Me, Sam, Danny, Will, Will and Will will be meeting Will at Manchester station tomorrow, we’re all getting the train together tomorrow and Wings (the fourth Will I mentioned) is meeting us at the station in Manchester to go to UMIST with us.

Me and Sam have been watching all the parkour videos on my computer since we got back.

Sunday in Manchester

A fantastic day of training today!

Parkour in Manchester is a love of mine, and I got the chance to train in a small group of dedicated practitioners, which is ideal, including Paul, Danny, Will, Will and Will. I think four straight days (Five out of the past Six days) of solid training is more than I am used to, but it didn’t kill me, it made me stronger. I feel like I was achieving more and more right to the very end, even as people were thinking of going to get the train, Will (original) and I were still practising and gaining more out of the day, oh and Paul was with us at that point too (it seems so long ago…).

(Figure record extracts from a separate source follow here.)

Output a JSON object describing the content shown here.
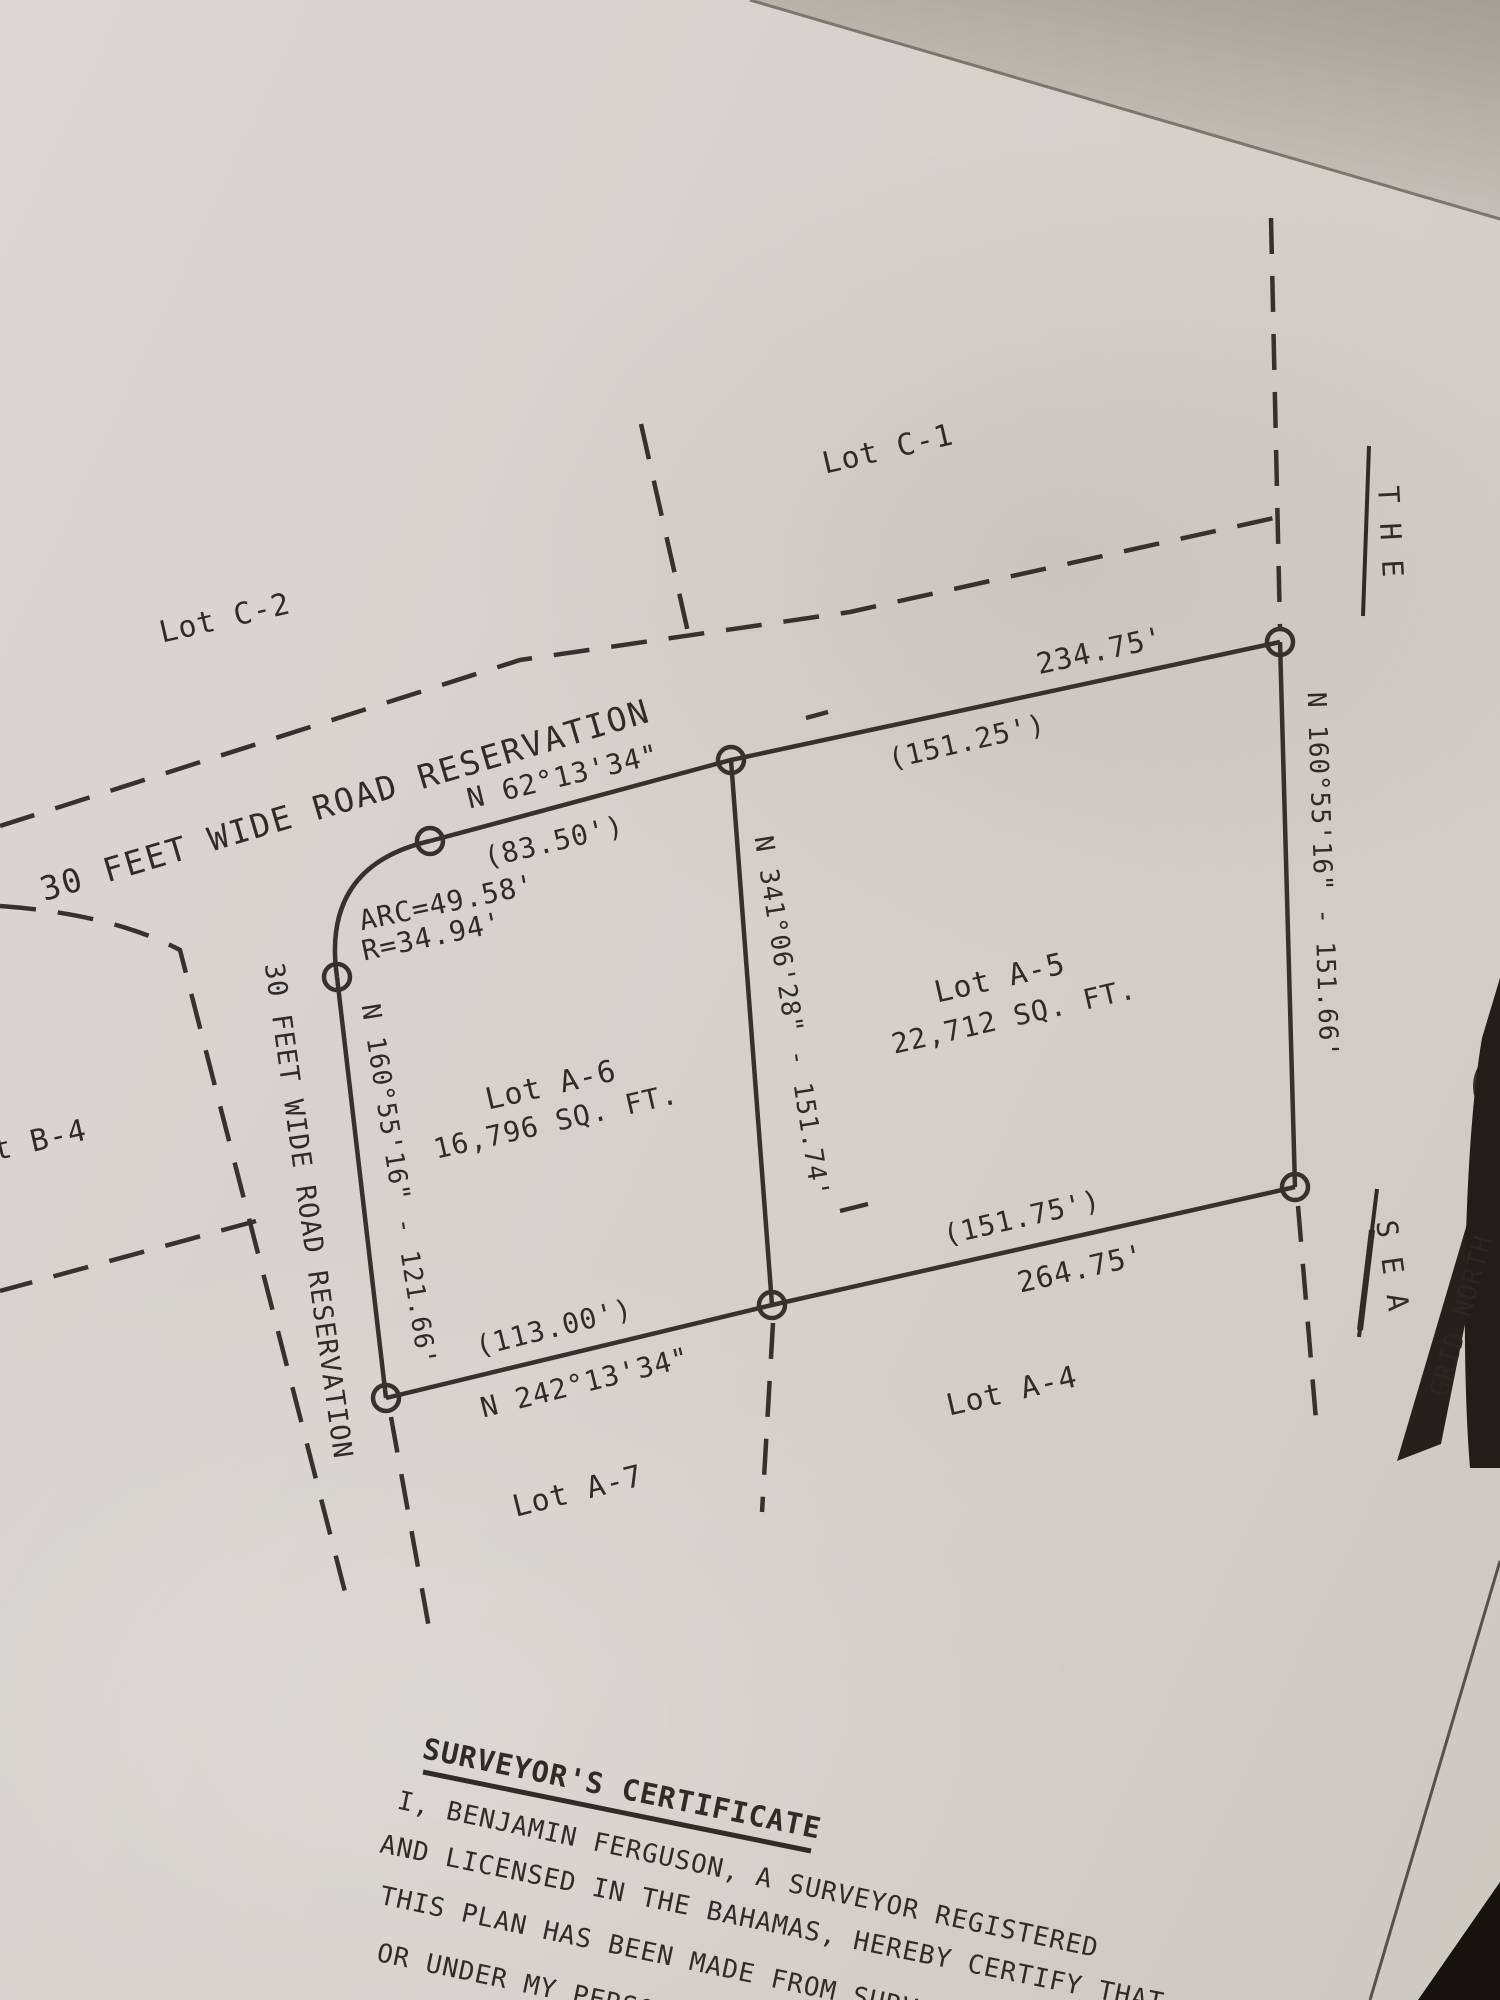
{
  "plan": {
    "lots": {
      "c1": "Lot C-1",
      "c2": "Lot C-2",
      "b4": "t B-4",
      "a4": "Lot A-4",
      "a5": "Lot A-5",
      "a5_area": "22,712 SQ. FT.",
      "a6": "Lot A-6",
      "a6_area": "16,796 SQ. FT.",
      "a7": "Lot A-7"
    },
    "roads": {
      "diagonal_label": "30 FEET WIDE ROAD RESERVATION",
      "vertical_label": "30 FEET WIDE ROAD RESERVATION"
    },
    "measurements": {
      "top_bearing": "N 62°13'34\"",
      "top_total": "234.75'",
      "top_seg_left": "(83.50')",
      "top_seg_right": "(151.25')",
      "arc": "ARC=49.58'",
      "radius": "R=34.94'",
      "mid_bearing": "N 341°06'28\" - 151.74'",
      "right_bearing": "N 160°55'16\" - 151.66'",
      "left_bearing": "N 160°55'16\" - 121.66'",
      "bottom_bearing": "N 242°13'34\"",
      "bottom_total": "264.75'",
      "bottom_seg_left": "(113.00')",
      "bottom_seg_right": "(151.75')"
    },
    "annotations": {
      "the": "T H E",
      "sea": "S E A",
      "grid_north": "GRID NORTH"
    },
    "certificate": {
      "title": "SURVEYOR'S CERTIFICATE",
      "line1": "I, BENJAMIN FERGUSON, A SURVEYOR REGISTERED",
      "line2": "AND LICENSED IN THE BAHAMAS, HEREBY CERTIFY THAT",
      "line3": "THIS PLAN HAS BEEN MADE FROM SURVEYS EXE",
      "line4": "OR UNDER MY PERSONAL SUPER"
    }
  }
}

I was going for a standing rail-kong to precision round the corner from the main meetup with the benches at UMIST, I hit it two or three times and bounced back, but I’m certain I can make the distance fully next time. After all, it was at the end of four days’ hard training.

Where there’s a Will there’s a way!

Well we had four Wills with us, so we were alright in that respect. Will (original, from Sheffield), Will 1 (York) and Will 2 (York – Razorhelm) came with us on the train, and we met Will (Wings) later on in the day. JK and Sam Corbett came on the train with us too.

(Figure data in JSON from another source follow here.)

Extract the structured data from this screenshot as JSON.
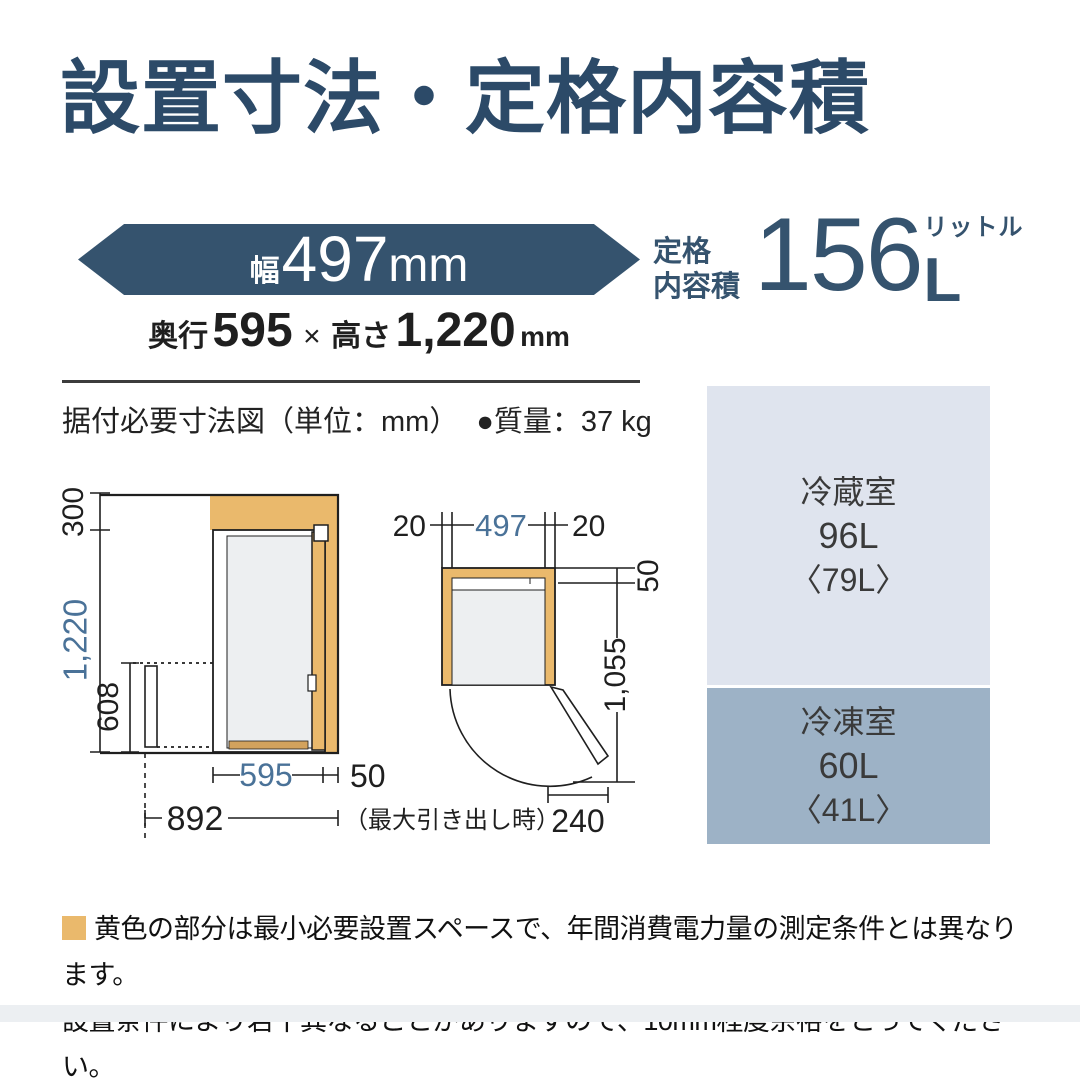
{
  "colors": {
    "navy": "#35536e",
    "title_navy": "#2c4a68",
    "dimension_blue": "#4a7298",
    "clearance_orange": "#eab96c",
    "fridge_box_bg": "#dfe4ee",
    "freezer_box_bg": "#9db2c6"
  },
  "title": "設置寸法・定格内容積",
  "size_banner": {
    "width_prefix": "幅",
    "width_value": "497",
    "width_unit": "mm"
  },
  "depth_height": {
    "depth_label": "奥行",
    "depth_value": "595",
    "multiply": "×",
    "height_label": "高さ",
    "height_value": "1,220",
    "unit": "mm"
  },
  "rated_capacity": {
    "label_line1": "定格",
    "label_line2": "内容積",
    "value": "156",
    "unit": "L",
    "unit_ruby": "リットル"
  },
  "diagram_caption": {
    "text": "据付必要寸法図（単位：mm）",
    "mass": "●質量：37 kg"
  },
  "side_view": {
    "top_clearance": "300",
    "height": "1,220",
    "drawer_height": "608",
    "depth": "595",
    "rear_clearance": "50",
    "max_pullout_depth": "892",
    "max_pullout_note": "（最大引き出し時）"
  },
  "top_view": {
    "left_clearance": "20",
    "width": "497",
    "right_clearance": "20",
    "rear_clearance": "50",
    "open_depth": "1,055",
    "door_projection": "240"
  },
  "compartments": [
    {
      "name": "冷蔵室",
      "capacity": "96L",
      "sub_capacity": "〈79L〉"
    },
    {
      "name": "冷凍室",
      "capacity": "60L",
      "sub_capacity": "〈41L〉"
    }
  ],
  "footnote": {
    "line1": "黄色の部分は最小必要設置スペースで、年間消費電力量の測定条件とは異なります。",
    "line2": "設置条件により若干異なることがありますので、10mm程度余裕をとってください。"
  }
}
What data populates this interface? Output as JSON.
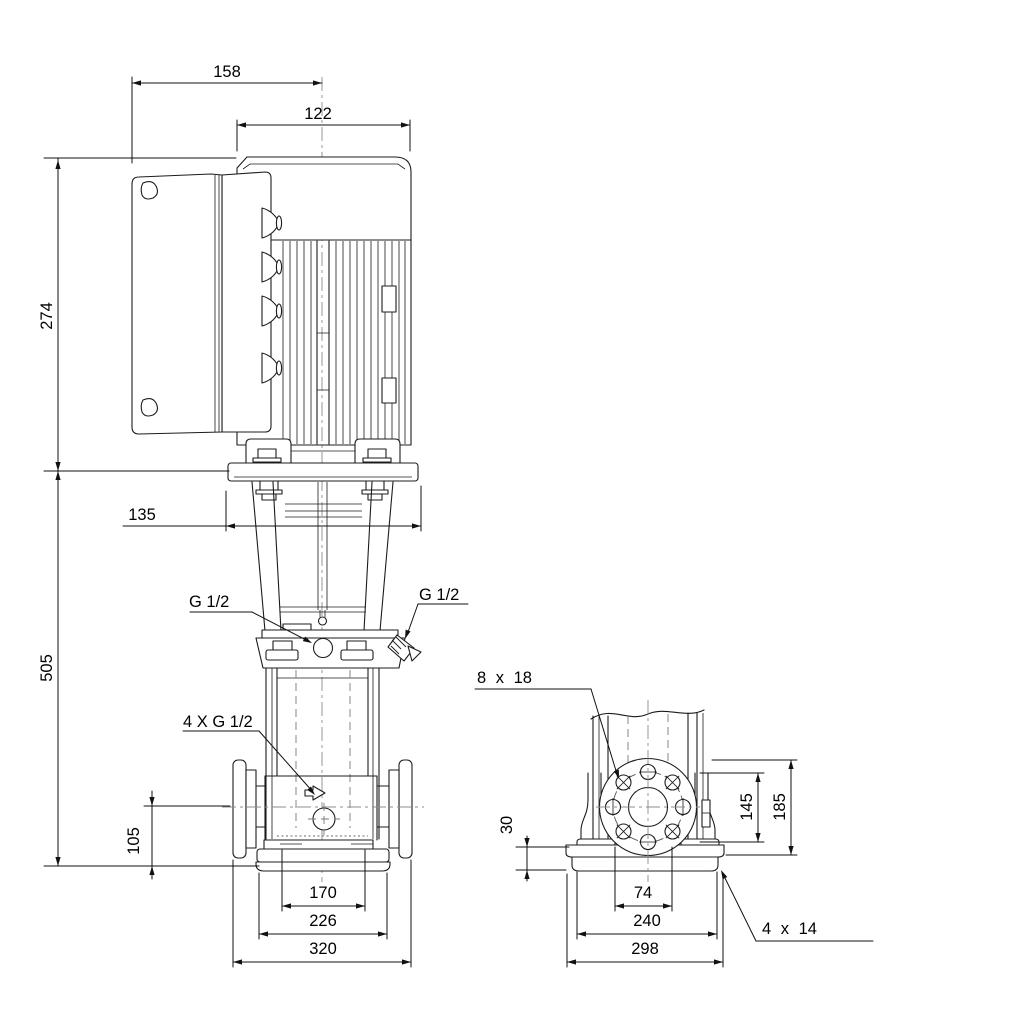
{
  "drawing": {
    "background": "#ffffff",
    "line_color": "#1c1c1c",
    "centerline_color": "#8c8c8c",
    "dims": {
      "d158": "158",
      "d122": "122",
      "d274": "274",
      "d135": "135",
      "d505": "505",
      "d105": "105",
      "g12_left": "G 1/2",
      "g12_right": "G 1/2",
      "g12_drain": "4 X G 1/2",
      "d170": "170",
      "d226": "226",
      "d320": "320",
      "holes_flange": "8 x 18",
      "d30": "30",
      "d145": "145",
      "d185": "185",
      "d74": "74",
      "d240": "240",
      "d298": "298",
      "holes_base": "4 x 14"
    }
  }
}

The day’s parkour started with some wallruns at Castlefield (videos to be posted) after a warm-up at the Spar. Will decided to go for the wallruns with minimum run up, which I joined him in doing, which was successful, to the extent that we could get the top hold with about three/four steps.

We visited some nice spots (thanks for that, Paul!) and did some funky shit between the few of us. I personally enjoyed my standing rail-kong to precisions all over the place, as I’ve been practising them for some time now, I rather liked the look of Danny’s kong-to-cat attempts, I actually branded that as a no-go, but he was getting close! Everything of Will’s was supernatural as usual, but I particularly liked his running kongs, and of course his bail! Yes, really. Will couldn’t quite get enough of himself onto the ledge after a rail-kong over a gap, and fell backwards into the gap, using his arms to break his fall on both sides of the gap, which resulted in him landing softly enough to have not done himself any harm. He got back up and did it again.

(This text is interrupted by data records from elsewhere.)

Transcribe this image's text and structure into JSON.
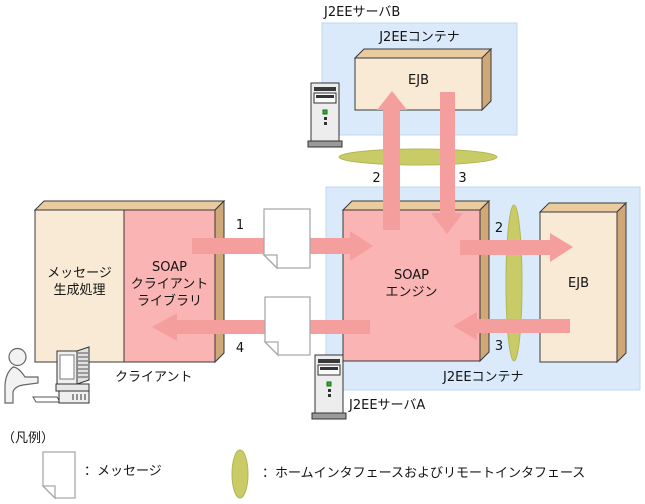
{
  "colors": {
    "container_fill": "#daeafa",
    "container_stroke": "#bdd8ef",
    "box_beige": "#f9ead6",
    "box_pink": "#fab4b4",
    "box_top": "#e9cb9f",
    "box_side": "#d0a878",
    "arrow": "#f59e9e",
    "olive": "#c9cc66",
    "olive_stroke": "#b2b657",
    "doc_border": "#a9a9a9",
    "outline": "#3a3a3a"
  },
  "nodes": {
    "server_b_label": "J2EEサーバB",
    "container_b_label": "J2EEコンテナ",
    "ejb_b_label": "EJB",
    "soap_engine_label": "SOAP\nエンジン",
    "ejb_a_label": "EJB",
    "container_a_label": "J2EEコンテナ",
    "server_a_label": "J2EEサーバA",
    "message_gen_label": "メッセージ\n生成処理",
    "soap_client_lib_label": "SOAP\nクライアント\nライブラリ",
    "client_label": "クライアント"
  },
  "flow_steps": {
    "client_request": "1",
    "b_invoke": "2",
    "b_return": "3",
    "client_response": "4",
    "a_invoke": "2",
    "a_return": "3"
  },
  "legend": {
    "title": "（凡例）",
    "message_label": "：メッセージ",
    "interface_label": "：ホームインタフェースおよびリモートインタフェース"
  },
  "icons": {
    "message": "message-document-icon",
    "interface": "interface-ellipse-icon",
    "server": "server-tower-icon",
    "user": "user-workstation-icon"
  }
}
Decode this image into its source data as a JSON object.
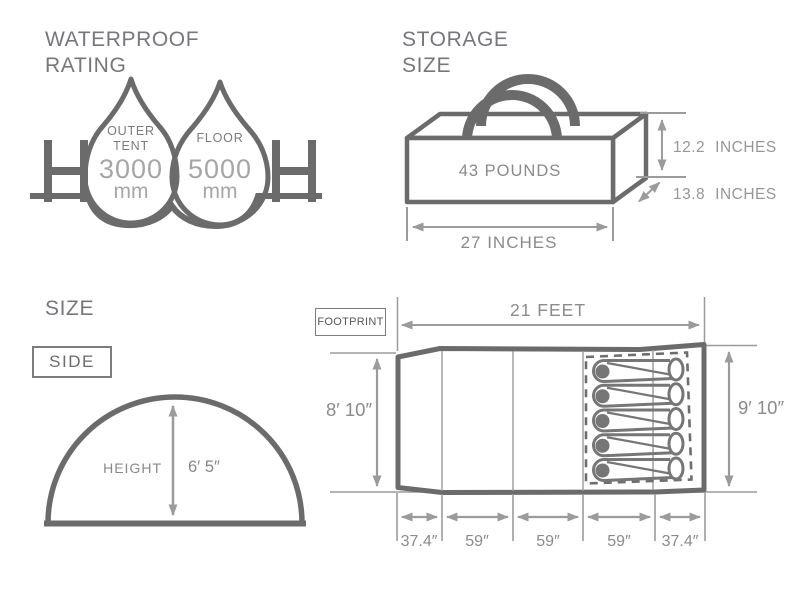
{
  "waterproof": {
    "title_line1": "WATERPROOF",
    "title_line2": "RATING",
    "outer_tent": {
      "label_line1": "OUTER",
      "label_line2": "TENT",
      "value": "3000",
      "unit": "mm"
    },
    "floor": {
      "label": "FLOOR",
      "value": "5000",
      "unit": "mm"
    }
  },
  "storage": {
    "title_line1": "STORAGE",
    "title_line2": "SIZE",
    "weight": "43 POUNDS",
    "height_value": "12.2",
    "height_unit": "INCHES",
    "depth_value": "13.8",
    "depth_unit": "INCHES",
    "width_value": "27 INCHES"
  },
  "size": {
    "title": "SIZE",
    "view_label": "SIDE",
    "height_label": "HEIGHT",
    "height_value": "6′ 5″"
  },
  "footprint": {
    "view_label": "FOOTPRINT",
    "length": "21 FEET",
    "left_height": "8′ 10″",
    "right_height": "9′ 10″",
    "segments": [
      "37.4″",
      "59″",
      "59″",
      "59″",
      "37.4″"
    ]
  },
  "colors": {
    "outline": "#6b6b6b",
    "dimension_line": "#9b9b9b",
    "heading_text": "#76777a",
    "dimension_text": "#8b8b8b",
    "light_value_text": "#a6a6a6"
  }
}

The other Will (Razorhelm)’s speeds were impressive, and I was moved by his catleap onto the rock at the Geological gardens. Speaking of which, I did my dash again, after about 30 attempts! It took me soooo long to actually get myself over the wall and perform the vault. I was really showing tiredness by then.

Thanks to everyone who turned up, especially the ones I trained with today, it was a superb group.

An uber huge thanks to Dave for organising this whole gathering weekend. I know all the people I spoke to enjoyed it and learned from the other attendees. Well done, Dave. It was a fantastic event! Thanks.